Thailand’s ousted former prime minister Thaksin Shinawatra criticised a military-sponsored draft constitution and urged Thai voters to reject it in next month’s referendum, the Financial Times reported yesterday. In an interview from his London exile, Thaksin described the new charter as “fruit of the poisonous tree” and a “step back” for democracy.
He said it was less democratic than the “people’s constitution” adopted in 1997, and then abolished in last September’s military coup against his government.
The military-backed government is campaigning hard for voters to endorse the draft constitution in an August 19 referendum. That would be followed by elections and a handover of power to a new government by the end of the year. Thaksin told the Financial Times voters would prefer to have the 1997 constitution restored. It was drafted to clear up Thailand’s notorious money-driven politics, but was later blamed for allowing Thaksin excessive power.

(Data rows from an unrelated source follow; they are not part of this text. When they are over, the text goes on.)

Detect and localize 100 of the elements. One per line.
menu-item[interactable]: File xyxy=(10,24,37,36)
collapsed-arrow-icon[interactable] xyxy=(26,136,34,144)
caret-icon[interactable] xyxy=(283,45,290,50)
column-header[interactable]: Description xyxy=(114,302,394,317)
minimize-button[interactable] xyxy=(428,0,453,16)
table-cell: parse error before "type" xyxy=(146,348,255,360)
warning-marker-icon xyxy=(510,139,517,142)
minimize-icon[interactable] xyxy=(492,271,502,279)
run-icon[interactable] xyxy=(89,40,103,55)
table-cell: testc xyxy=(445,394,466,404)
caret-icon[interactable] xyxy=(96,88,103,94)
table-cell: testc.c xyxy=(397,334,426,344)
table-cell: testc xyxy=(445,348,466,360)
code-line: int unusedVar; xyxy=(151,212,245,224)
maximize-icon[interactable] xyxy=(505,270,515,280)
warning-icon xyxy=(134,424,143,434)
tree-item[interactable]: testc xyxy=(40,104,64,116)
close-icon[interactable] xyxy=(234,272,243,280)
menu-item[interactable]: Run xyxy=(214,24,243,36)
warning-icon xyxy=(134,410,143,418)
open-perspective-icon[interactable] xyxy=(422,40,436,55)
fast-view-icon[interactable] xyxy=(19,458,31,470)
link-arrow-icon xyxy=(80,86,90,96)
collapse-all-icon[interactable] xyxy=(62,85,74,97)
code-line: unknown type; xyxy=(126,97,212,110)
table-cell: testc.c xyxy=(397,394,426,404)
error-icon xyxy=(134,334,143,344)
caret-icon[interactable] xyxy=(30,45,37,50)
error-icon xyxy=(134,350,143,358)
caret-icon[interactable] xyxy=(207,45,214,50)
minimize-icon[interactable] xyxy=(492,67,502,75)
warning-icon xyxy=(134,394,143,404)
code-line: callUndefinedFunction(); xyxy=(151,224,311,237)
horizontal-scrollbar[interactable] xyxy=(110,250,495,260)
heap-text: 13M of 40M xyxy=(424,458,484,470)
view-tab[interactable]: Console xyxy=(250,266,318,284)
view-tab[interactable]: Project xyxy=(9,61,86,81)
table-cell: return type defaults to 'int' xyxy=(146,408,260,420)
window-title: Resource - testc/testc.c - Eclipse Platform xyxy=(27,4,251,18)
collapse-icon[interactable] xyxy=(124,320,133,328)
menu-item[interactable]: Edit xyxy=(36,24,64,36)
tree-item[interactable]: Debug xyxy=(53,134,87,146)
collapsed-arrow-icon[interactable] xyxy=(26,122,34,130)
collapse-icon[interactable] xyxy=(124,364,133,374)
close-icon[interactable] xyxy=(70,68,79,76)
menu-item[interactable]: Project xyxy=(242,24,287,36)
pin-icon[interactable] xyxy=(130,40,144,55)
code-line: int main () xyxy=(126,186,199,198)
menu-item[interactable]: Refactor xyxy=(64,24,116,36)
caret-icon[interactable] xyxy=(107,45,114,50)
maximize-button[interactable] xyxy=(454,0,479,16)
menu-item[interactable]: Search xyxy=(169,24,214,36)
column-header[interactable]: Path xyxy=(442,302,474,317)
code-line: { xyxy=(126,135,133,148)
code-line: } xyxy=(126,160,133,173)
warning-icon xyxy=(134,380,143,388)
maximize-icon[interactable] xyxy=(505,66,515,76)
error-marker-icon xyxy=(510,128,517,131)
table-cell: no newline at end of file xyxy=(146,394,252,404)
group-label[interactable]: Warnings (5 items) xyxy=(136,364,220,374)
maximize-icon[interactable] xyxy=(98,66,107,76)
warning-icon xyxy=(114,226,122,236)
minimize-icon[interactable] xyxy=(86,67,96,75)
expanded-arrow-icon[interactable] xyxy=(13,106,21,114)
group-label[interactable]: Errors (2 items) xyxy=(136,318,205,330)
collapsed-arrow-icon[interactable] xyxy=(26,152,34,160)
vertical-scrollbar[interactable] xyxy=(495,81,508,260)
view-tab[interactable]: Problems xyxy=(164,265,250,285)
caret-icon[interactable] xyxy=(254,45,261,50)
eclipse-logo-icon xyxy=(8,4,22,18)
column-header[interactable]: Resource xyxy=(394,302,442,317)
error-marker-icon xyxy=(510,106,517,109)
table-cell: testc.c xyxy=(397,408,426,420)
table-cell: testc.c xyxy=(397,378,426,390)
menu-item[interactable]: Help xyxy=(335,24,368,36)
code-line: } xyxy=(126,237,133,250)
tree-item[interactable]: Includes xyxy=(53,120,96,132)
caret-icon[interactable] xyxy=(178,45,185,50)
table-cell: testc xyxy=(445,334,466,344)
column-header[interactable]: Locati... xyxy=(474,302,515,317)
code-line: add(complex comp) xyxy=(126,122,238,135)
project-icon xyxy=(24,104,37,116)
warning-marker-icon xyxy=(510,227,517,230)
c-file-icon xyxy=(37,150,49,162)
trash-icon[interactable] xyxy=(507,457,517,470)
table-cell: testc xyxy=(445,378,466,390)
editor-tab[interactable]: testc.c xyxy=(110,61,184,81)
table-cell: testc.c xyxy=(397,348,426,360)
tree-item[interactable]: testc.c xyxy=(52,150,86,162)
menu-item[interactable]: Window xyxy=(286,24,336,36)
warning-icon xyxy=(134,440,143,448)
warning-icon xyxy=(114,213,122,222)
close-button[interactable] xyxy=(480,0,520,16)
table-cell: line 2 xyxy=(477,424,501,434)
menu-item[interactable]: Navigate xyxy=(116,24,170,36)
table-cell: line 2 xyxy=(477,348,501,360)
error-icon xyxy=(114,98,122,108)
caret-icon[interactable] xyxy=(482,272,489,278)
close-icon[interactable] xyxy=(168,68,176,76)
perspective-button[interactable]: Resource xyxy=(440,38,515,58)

The military has indicated the charter could be re-adopted, with amendments, should voters decline to support the new constitution.
“If voters reject the 2007 constitution, and the (military) is forced to use the constitution that they already tore up, that is going to be something,” the Financial Times quoted Thaksin as saying.
“Democracy will come back to Thailand.” Thaksin described the new charter as an act of “political revenge”.
“If they really need to ensure that I am not going back to politics, they can add one more clause — ‘disband Thaksin’,” he said.
“And they can put some of my DNA code in there to be sure that I do not change my name.”
Thaksin said he was relieved to be free of the burden of running the country and now spends his days “kicking around the London streets” and preparing to improve the performance of Manchester City, his recently acquired Premier League soccer team.